The Clarion Project website, which specializes in monitoring the news of extremist movements, has published several documents revealing the huge sums of money that the Gulf emirate is providing as donations to American universities, pointing out that this is an intervention and manipulation of the campus from a state that sponsors terrorism and extremist groups.
The American Campus
Qatar has donated millions of dollars to the Universities of Arizona, Cambridge, Cornell, Harvard, John Hopkins, New York, North Western, Oregon State and Beardo in Indiana, Rice and other universities such as Texas, Northern California and Michigan.
These donations have been generously delivered more than once a year since 2012 and continue to date. The site is valued at $1.5 billion. Qatar is spending the money through Qatar Foundation, which claims to be a non-profit organization. It was founded in 1995 and is spent on internal and external institutes and research centers as well as other projects as a community role that contains many doubts and ambitions.
Qatar Foundation, which is headed by Sheikha Moza bint Nasser, the mother of Qatar’s Prince Tamim bin Hamad in January 2019, has pledged to raise its investments in the United States to $45 billion.
Research Centers
This is particularly disturbing to the American website, which says that the institution funds research and advocacy centers headed by Yusuf al-Qaradawi, the spiritual leader of the Muslim Brotherhood, such as the Al-Qaradawi Research Center. He believes that the organization allocates its money to sponsor terrorism and can influence the results of its research and studies through their own research centers.
In addition, Qatar uses its community institutions to finance its own research centers in the United States, such as the International Institute for Islamic Thought, founded in 1981 in Washington, DC, and supervised by Brotherhood advocates.
Internal universities
In addition to its investments in universities in the United States, Qatar also sponsors several branches of educational institutions within its territory. To serve this purpose, the emirate established the Education City in Doha in 2003.
The city has branches for universities such as Virginia Commonwealth, Cornell, Texas, Georgetown, Carnegie and other educational institutions. Qatar Foundation also funds these internal branches, with funding of $320 million annually, according to a report in the Washington Post in 2015 on how it will maintain American universities on their values and constants in a society accused of obtaining the World Cup bribes in addition to supporting terrorism.
Factors and objectives
Certainly, the process of spending money, especially by countries, is not subject to naivete or to the gains of favors or other humanitarian goals, but it is “money paid to recover”, albeit after a long time.

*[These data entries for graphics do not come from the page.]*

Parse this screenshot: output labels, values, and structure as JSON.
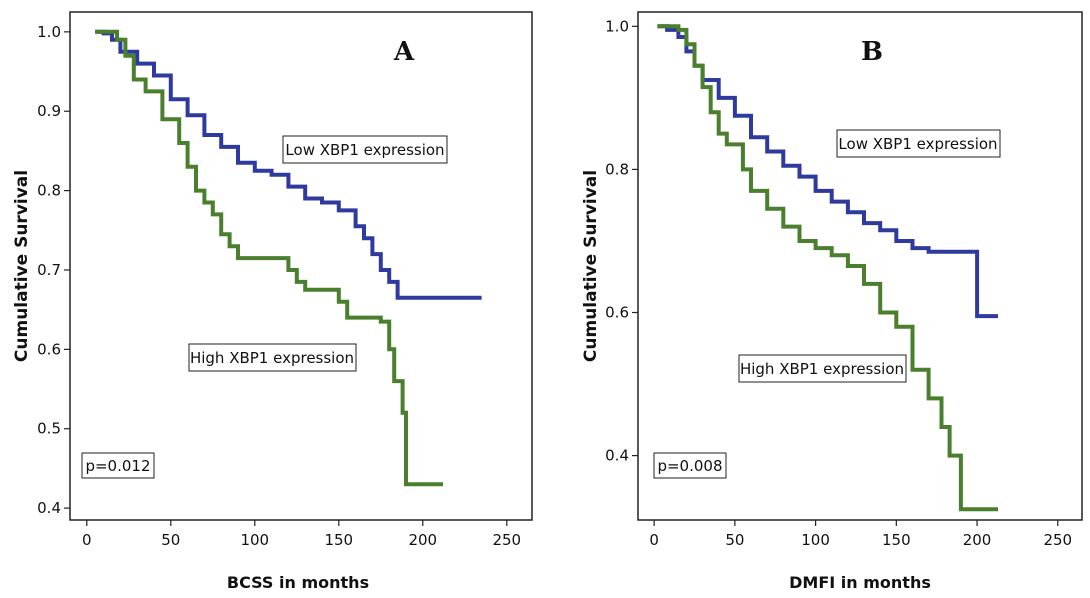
{
  "chart_data": [
    {
      "type": "line",
      "panel_label": "A",
      "xlabel": "BCSS in months",
      "ylabel": "Cumulative Survival",
      "xlim": [
        -10,
        265
      ],
      "ylim": [
        0.385,
        1.025
      ],
      "xticks": [
        0,
        50,
        100,
        150,
        200,
        250
      ],
      "yticks": [
        0.4,
        0.5,
        0.6,
        0.7,
        0.8,
        0.9,
        1.0
      ],
      "ytick_labels": [
        "0.4",
        "0.5",
        "0.6",
        "0.7",
        "0.8",
        "0.9",
        "1.0"
      ],
      "annotation": "p=0.012",
      "series": [
        {
          "name": "Low XBP1 expression",
          "color": "#2e3a9e",
          "x": [
            5,
            10,
            15,
            20,
            30,
            40,
            50,
            60,
            70,
            80,
            90,
            100,
            110,
            120,
            130,
            140,
            150,
            160,
            165,
            170,
            175,
            180,
            185,
            190,
            200,
            210,
            220,
            235
          ],
          "y": [
            1.0,
            0.998,
            0.99,
            0.975,
            0.96,
            0.945,
            0.915,
            0.895,
            0.87,
            0.855,
            0.835,
            0.825,
            0.82,
            0.805,
            0.79,
            0.785,
            0.775,
            0.755,
            0.74,
            0.72,
            0.7,
            0.685,
            0.665,
            0.665,
            0.665,
            0.665,
            0.665,
            0.665
          ]
        },
        {
          "name": "High XBP1 expression",
          "color": "#4a7f2e",
          "x": [
            5,
            18,
            23,
            28,
            35,
            45,
            55,
            60,
            65,
            70,
            75,
            80,
            85,
            90,
            95,
            100,
            110,
            120,
            125,
            130,
            135,
            145,
            150,
            155,
            165,
            175,
            180,
            183,
            188,
            190,
            200,
            212
          ],
          "y": [
            1.0,
            0.99,
            0.97,
            0.94,
            0.925,
            0.89,
            0.86,
            0.83,
            0.8,
            0.785,
            0.77,
            0.745,
            0.73,
            0.715,
            0.715,
            0.715,
            0.715,
            0.7,
            0.685,
            0.675,
            0.675,
            0.675,
            0.66,
            0.64,
            0.64,
            0.635,
            0.6,
            0.56,
            0.52,
            0.43,
            0.43,
            0.43
          ]
        }
      ]
    },
    {
      "type": "line",
      "panel_label": "B",
      "xlabel": "DMFI in months",
      "ylabel": "Cumulative Survival",
      "xlim": [
        -10,
        265
      ],
      "ylim": [
        0.31,
        1.02
      ],
      "xticks": [
        0,
        50,
        100,
        150,
        200,
        250
      ],
      "yticks": [
        0.4,
        0.6,
        0.8,
        1.0
      ],
      "ytick_labels": [
        "0.4",
        "0.6",
        "0.8",
        "1.0"
      ],
      "annotation": "p=0.008",
      "series": [
        {
          "name": "Low XBP1 expression",
          "color": "#2e3a9e",
          "x": [
            2,
            8,
            15,
            20,
            25,
            30,
            40,
            50,
            60,
            70,
            80,
            90,
            100,
            110,
            120,
            130,
            140,
            150,
            160,
            170,
            180,
            190,
            200,
            213
          ],
          "y": [
            1.0,
            0.995,
            0.985,
            0.965,
            0.945,
            0.925,
            0.9,
            0.875,
            0.845,
            0.825,
            0.805,
            0.79,
            0.77,
            0.755,
            0.74,
            0.725,
            0.715,
            0.7,
            0.69,
            0.685,
            0.685,
            0.685,
            0.595,
            0.595
          ]
        },
        {
          "name": "High XBP1 expression",
          "color": "#4a7f2e",
          "x": [
            2,
            15,
            20,
            25,
            30,
            35,
            40,
            45,
            55,
            60,
            70,
            80,
            90,
            100,
            110,
            120,
            130,
            140,
            150,
            160,
            170,
            178,
            183,
            190,
            200,
            213
          ],
          "y": [
            1.0,
            0.995,
            0.975,
            0.945,
            0.915,
            0.88,
            0.85,
            0.835,
            0.8,
            0.77,
            0.745,
            0.72,
            0.7,
            0.69,
            0.68,
            0.665,
            0.64,
            0.6,
            0.58,
            0.52,
            0.48,
            0.44,
            0.4,
            0.325,
            0.325,
            0.325
          ]
        }
      ]
    }
  ]
}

In this regard, the Middle East Media Research Center presented a research paper on the care of Yusuf Al-Qaradawi for the city of education and its role in the curricula offered by American universities and the troubled identities of graduates of these universities.
The study said that Qaradawi’s control of the city illustrates the role of the state and the Brotherhood in that institution and clearly reveals Qatar’s recruitment of funds to control the educational process in the United States and within branches in the emirate.